Es bleibt die durchaus berechtigte Fragestellung, ob die Erfahrungen, die wir bislang mit der Inanspruchnahme von Leistungen im Pflegegrad 1 gemacht haben, mit der ursprünglichen Zielsetzung, die man mit der Einführung 2017 verbunden hat, konform gehen oder eben nicht. Es sei hier darauf hingewiesen, dass die doppelte Zielsetzung (zum einen die Menschen dabei zu unterstützen, so lange wie möglich in der eigenen Häuslichkeit zu verbleiben und gleichzeitig durch das Angebot von präventiv ausgerichteten Maßnahmen den Prozess der Intensivierung der Pflegebedürftigkeit abzubremsen und etwas Zeit zu gewinnen, bevor die Menschen in eine dann wesentlich teurere Pflegebedürftigkeit abrutschen) sozialpolitisch (und aus der individuellen Sicht der Betroffenen) gut begründete Ziele sind und man deren Erreichung nicht ohne guten Grund über Bord werfen sollte.

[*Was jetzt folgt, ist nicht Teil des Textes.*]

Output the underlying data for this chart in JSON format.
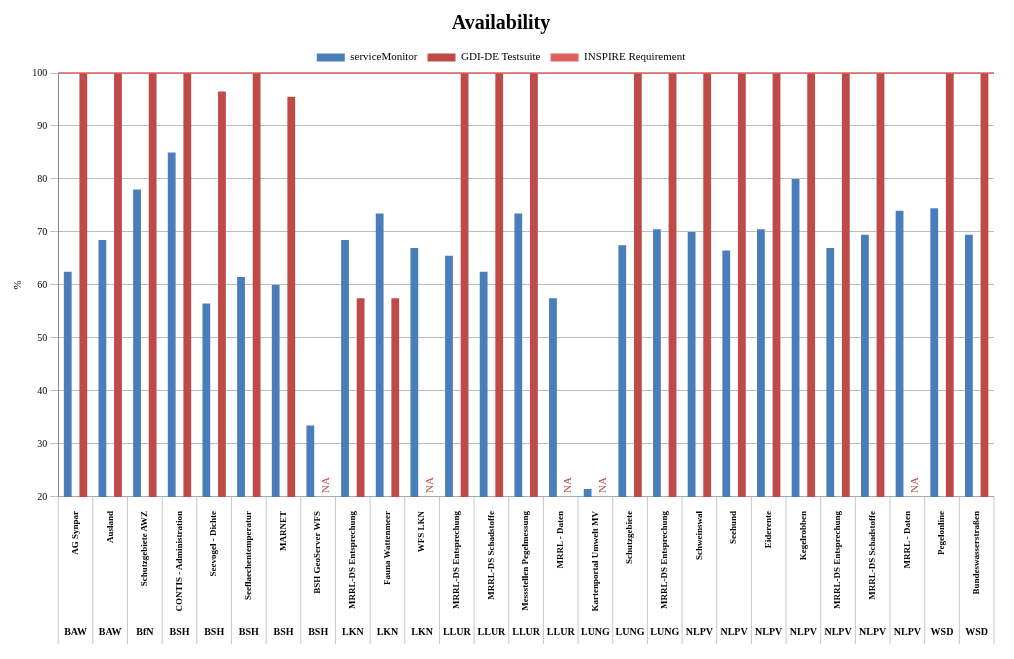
{
  "chart_data": {
    "type": "bar",
    "title": "Availability",
    "ylabel": "%",
    "categories": [
      "AG Synpar",
      "Ausland",
      "Schutzgebiete AWZ",
      "CONTIS - Administration",
      "Seevogel - Dichte",
      "Seeflaechentemperatur",
      "MARNET",
      "BSH GeoServer WFS",
      "MRRL-DS Entsprechung",
      "Fauna Wattenmeer",
      "WFS LKN",
      "MRRL-DS Entsprechung",
      "MRRL-DS Schadstoffe",
      "Messstellen Pegelmessung",
      "MRRL - Daten",
      "Kartenportal Umwelt MV",
      "Schutzgebiete",
      "MRRL-DS Entsprechung",
      "Schweinswal",
      "Seehund",
      "Eiderente",
      "Kegelrobben",
      "MRRL-DS Entsprechung",
      "MRRL-DS Schadstoffe",
      "MRRL - Daten",
      "Pegelonline",
      "Bundeswasserstraßen"
    ],
    "series": [
      {
        "name": "serviceMonitor",
        "color": "#4a7ebb",
        "values": [
          62.5,
          68.5,
          78,
          85,
          56.5,
          61.5,
          60,
          33.5,
          68.5,
          73.5,
          67,
          65.5,
          62.5,
          73.5,
          57.5,
          21.5,
          67.5,
          70.5,
          70,
          66.5,
          70.5,
          80,
          67,
          69.5,
          74,
          74.5,
          69.5
        ]
      },
      {
        "name": "GDI-DE Testsuite",
        "color": "#be4b48",
        "values": [
          100,
          100,
          100,
          100,
          96.5,
          100,
          95.5,
          null,
          57.5,
          57.5,
          null,
          100,
          100,
          100,
          null,
          null,
          100,
          100,
          100,
          100,
          100,
          100,
          100,
          100,
          null,
          100,
          100
        ],
        "value_labels": [
          null,
          null,
          null,
          null,
          null,
          null,
          null,
          "NA",
          null,
          null,
          "NA",
          null,
          null,
          null,
          "NA",
          "NA",
          null,
          null,
          null,
          null,
          null,
          null,
          null,
          null,
          "NA",
          null,
          null
        ]
      }
    ],
    "ref_lines": [
      {
        "axis": "y",
        "value": 100,
        "label": "INSPIRE Requirement",
        "color": "#e06060"
      }
    ],
    "annotations": [
      "BAW",
      "BAW",
      "BfN",
      "BSH",
      "BSH",
      "BSH",
      "BSH",
      "BSH",
      "LKN",
      "LKN",
      "LKN",
      "LLUR",
      "LLUR",
      "LLUR",
      "LLUR",
      "LUNG",
      "LUNG",
      "LUNG",
      "NLPV",
      "NLPV",
      "NLPV",
      "NLPV",
      "NLPV",
      "NLPV",
      "NLPV",
      "WSD",
      "WSD"
    ],
    "ylim": [
      20,
      100
    ],
    "yticks": [
      20,
      30,
      40,
      50,
      60,
      70,
      80,
      90,
      100
    ],
    "grid": "y",
    "legend": "top"
  }
}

Insofern muss man genauer hinschauen, ob möglicherweise das tatsächliche Inanspruchnahmeverhalten nicht kontraproduktiv sein könnte, vor allem hinsichtlich des Vermeidungs- bzw. Verzögerungsziels. Da stehen durchaus große Fragezeichen im Raum. Deren Diskussion könnten dann durchaus zu dem Punkt führen, dass man die Ausgestaltung der Leistungen im Pflegegrad 1 zur Disposition stellt und dergestalt umbaut, dass mehr und bessere Anreize gesetzt werden, die ursprünglich und auch heute noch gegebenen Ziele auch zu erreichen.

Wenn die Diskussion über den Pflegegrad 1 aber letztendlich nur deshalb aufgerufen wird, weil man unter dem Segel „Die Leute nehmen die Leistungen mit, obwohl sie die gar nicht brauchen“ hin zu einer Abschaffung des Pflegegrades 1 kommen will, um die Ausgabenseite zu entlasten, dann sollte man lieber noch einmal nachdenken.